AIGC专栏9——Scalable Diffusion Models with Transformers （DiT）结构解析

学习前言
源码下载地址
网络构建
- 一、什么是Diffusion Transformer (DiT)
- 二、DiT的组成
- 三、生成流程
- - 1、采样流程
  - - a、生成初始噪声
    - b、对噪声进行N次采样
    - c、单次采样解析
    - - I、预测噪声
      - II、施加噪声
    - d、预测噪声过程中的网络结构解析
    - - i、adaLN-Zero结构解析
      - ii、patch分块处理
      - iii、Transformer特征提取
      - iv、上采样
  - 3、隐空间解码生成图片
类别到图像预测过程代码

学习前言

近期Sora大火，它底层是Diffusion Transformer，本质上是使用Transformer结构代替原本的Unet进行噪声预测，好处是统一了文本生成与视频生成的结构。这训练优化和预测优化而言是个好事，因为只需要优化一种结构就够了。虽然觉得OpenAI是大力出奇迹，但还是得学！

源码下载地址

https://github.com/bubbliiiing/DiT-pytorch

喜欢的可以点个star噢。

网络构建

一、什么是Diffusion Transformer (DiT)

DiT基于扩散模型，所以不免包含不断去噪的过程，如果是图生图的话，还有不断加噪的过程，此时离不开DDPM那张老图，如下：

DiT相比于DDPM，使用了更快的采样器，也使用了更大的分辨率，与Stable Diffusion一样使用了隐空间的扩散，但可能更偏研究性质一些，没有使用非常大的数据集进行预训练，只使用了imagenet进行预训练。

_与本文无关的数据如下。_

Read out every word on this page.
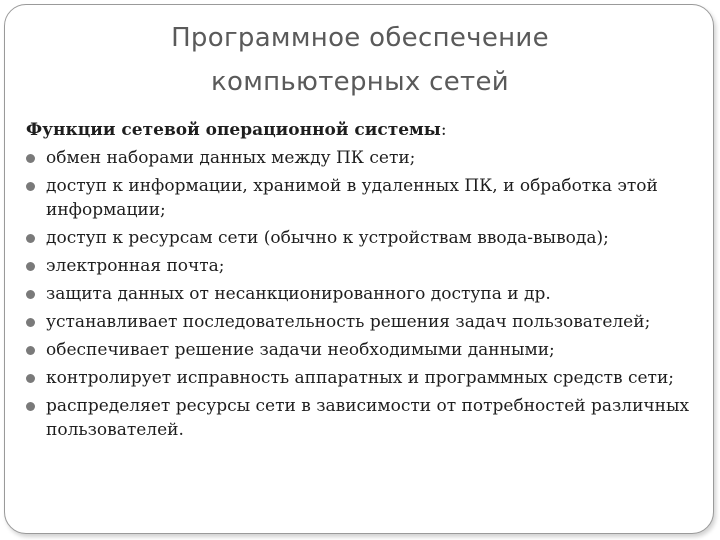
Программное обеспечение
компьютерных сетей

Функции сетевой операционной системы:

обмен наборами данных между ПК сети;
доступ к информации, хранимой в удаленных ПК, и обработка этой информации;
доступ к ресурсам сети (обычно к устройствам ввода-вывода);
электронная почта;
защита данных от несанкционированного доступа и др.
устанавливает последовательность решения задач пользователей;
обеспечивает решение задачи необходимыми данными;
контролирует исправность аппаратных и программных средств сети;
распределяет ресурсы сети в зависимости от потребностей различных пользователей.
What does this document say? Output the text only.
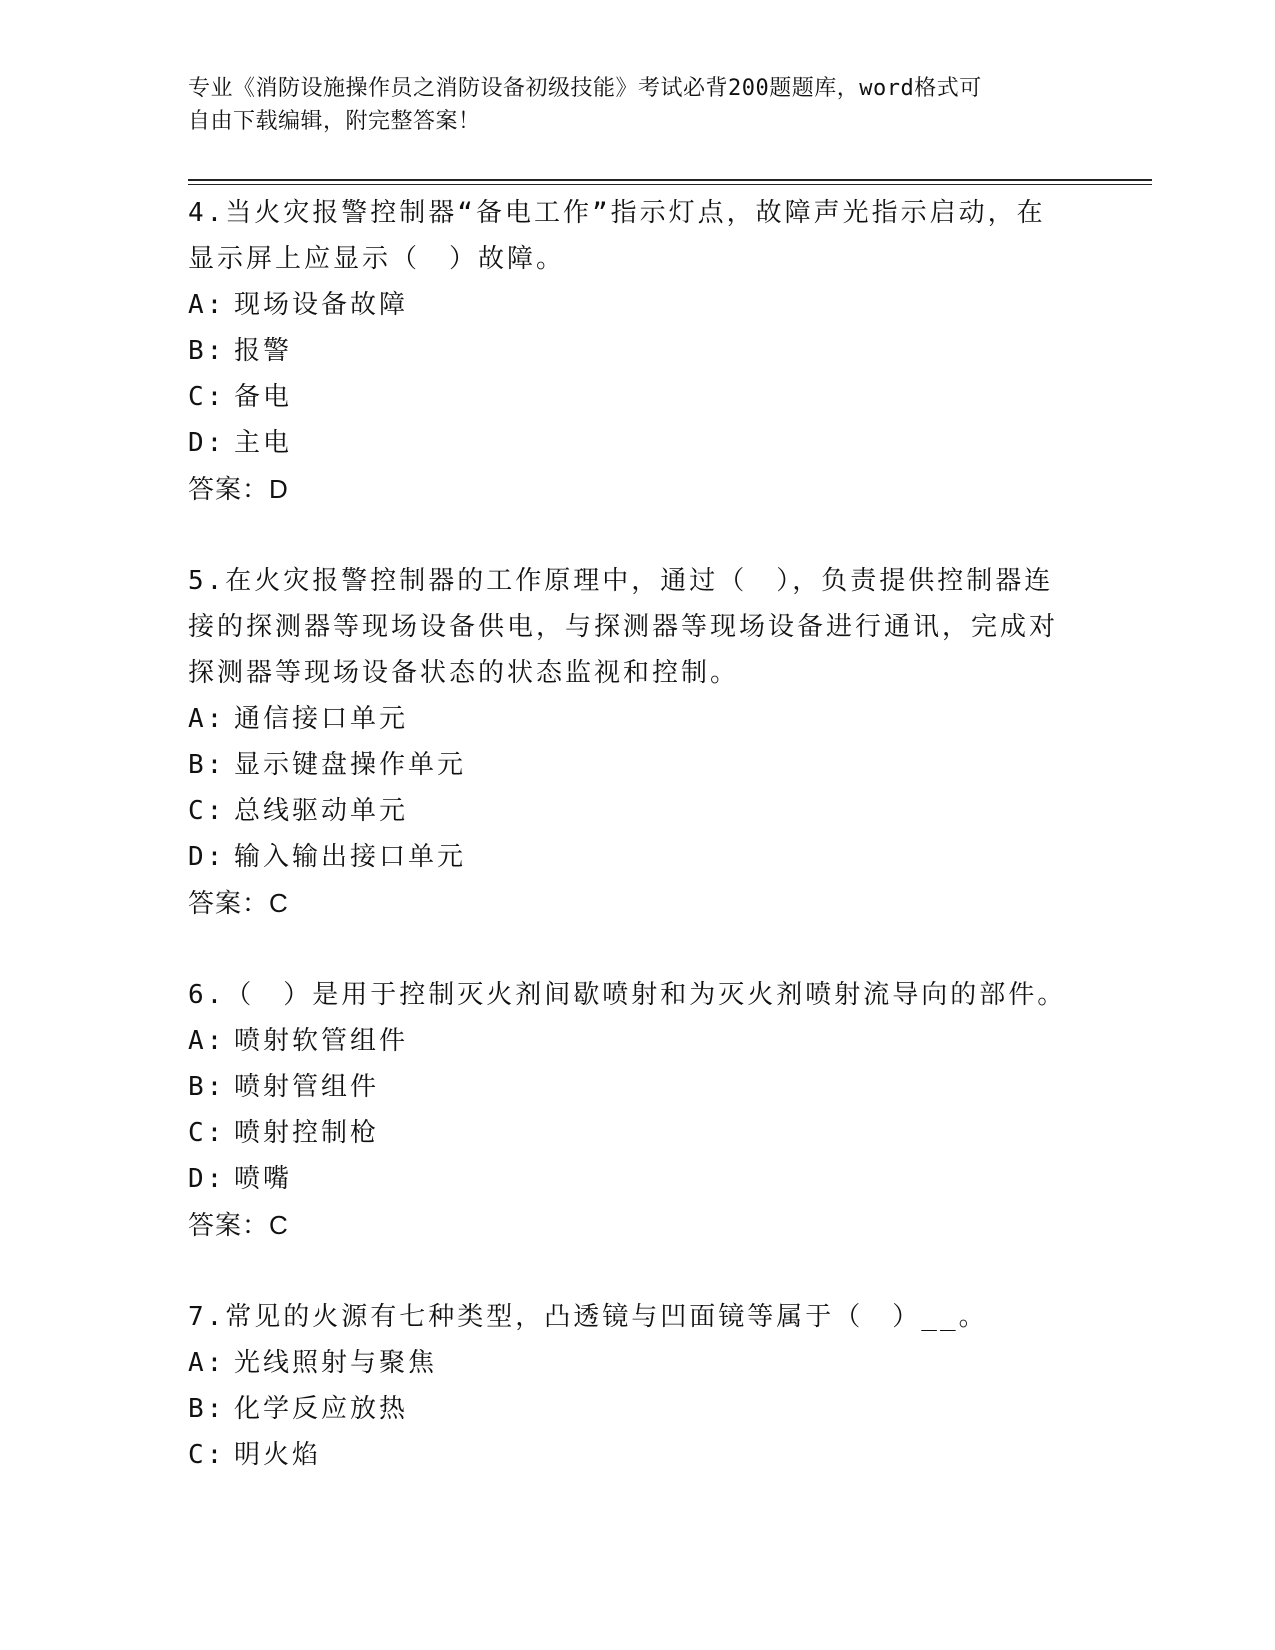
专业《消防设施操作员之消防设备初级技能》考试必背200题题库，word格式可
自由下载编辑，附完整答案！
4.当火灾报警控制器“备电工作”指示灯点，故障声光指示启动，在显示屏上应显示（　）故障。
A: 现场设备故障
B: 报警
C: 备电
D: 主电
答案：D
5.在火灾报警控制器的工作原理中，通过（　），负责提供控制器连接的探测器等现场设备供电，与探测器等现场设备进行通讯，完成对探测器等现场设备状态的状态监视和控制。
A: 通信接口单元
B: 显示键盘操作单元
C: 总线驱动单元
D: 输入输出接口单元
答案：C
6.（　）是用于控制灭火剂间歇喷射和为灭火剂喷射流导向的部件。
A: 喷射软管组件
B: 喷射管组件
C: 喷射控制枪
D: 喷嘴
答案：C
7.常见的火源有七种类型，凸透镜与凹面镜等属于（　）__。
A: 光线照射与聚焦
B: 化学反应放热
C: 明火焰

与Stable Diffusion不同的是，DiT的网络结构完全由Transformer组成，没有Unet中大量的上下采样，结构更为简单清晰。

本文主要是解析一下整个DiT模型的结构组成，并简单一次扩散，多次扩散的流程。本文代码来自于Diffusers，Diffusers代码较为简单清晰，是一个非常好的仓库，学习起来也比较快。

二、DiT的组成

DiT由三大部分组成。
1、Sampler采样器。
2、Variational Autoencoder (VAE) 变分自编码器。
3、UNet 主网络，噪声预测器。

每一部分都很重要，由于DiT的官方版本并没有在大规模文本图片的数据集上训练，只使用了imagenet进行预训练。所以它并没有文本输入，而是以标签作为输入。因此，DiT只能按照类别进行图片生成，可以生成imagenet中的1000类

三、生成流程

生成流程分为两个部分：
1、生成正态分布向量后进行若干次采样。
2、进行解码。

由于DiT只能按照类别进行图片生成，所以无需对文本进行编码，直接传入类别的对应的id（0-1000）即可指定类别。

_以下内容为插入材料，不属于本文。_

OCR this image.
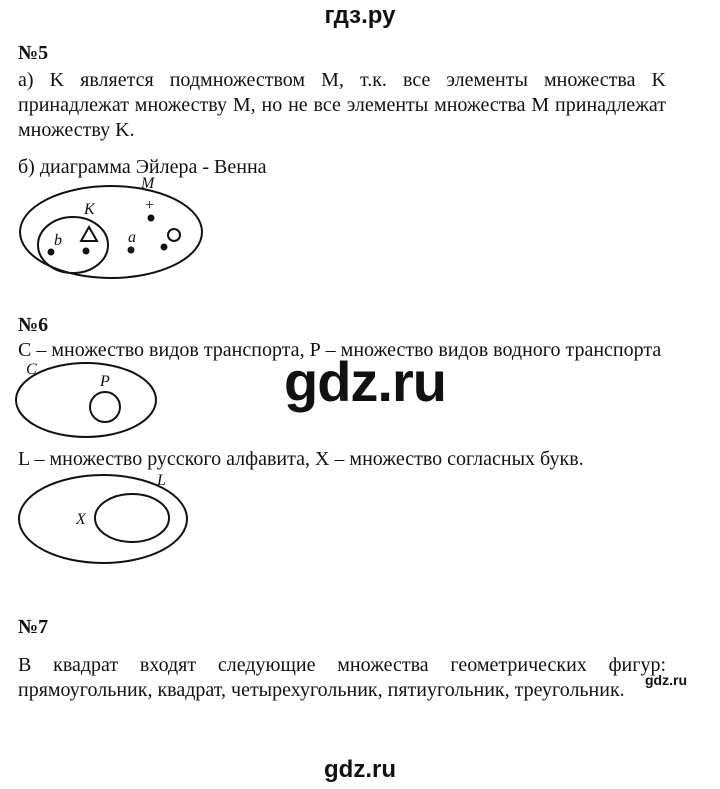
гдз.ру
№5
а) K является подмножеством M, т.к. все элементы множества K
принадлежат множеству M, но не все элементы множества M принадлежат
множеству K.
б) диаграмма Эйлера - Венна
M
K
b	a
+
№6
С – множество видов транспорта, Р – множество видов водного транспорта
C
P
L – множество русского алфавита, Х – множество согласных букв.
L
X
gdz.ru
№7
В квадрат входят следующие множества геометрических фигур:
прямоугольник, квадрат, четырехугольник, пятиугольник, треугольник. gdz.ru
gdz.ru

# --------------------------------- #
#   前处理
# --------------------------------- #
# 生成latent
latents = randn_tensor(
    shape=(batch_size, latent_channels, latent_size, latent_size),
    generator=generator,
    device=self._execution_device,
    dtype=self.transformer.dtype,
)
latent_model_input = torch.cat([latents] * 2) if guidance_scale > 1 else latents

# 将输入的label 与 null label进行concat，null label是负向提示类。
class_labels = torch.tensor(class_labels, device=self._execution_device).reshape(-1)
class_null = torch.tensor([1000] * batch_size, device=self._execution_device)
class_labels_input = torch.cat([class_labels, class_null], 0) if guidance_scale > 1 else class_labels

# 设置生成的步数
self.scheduler.set_timesteps(num_inference_steps)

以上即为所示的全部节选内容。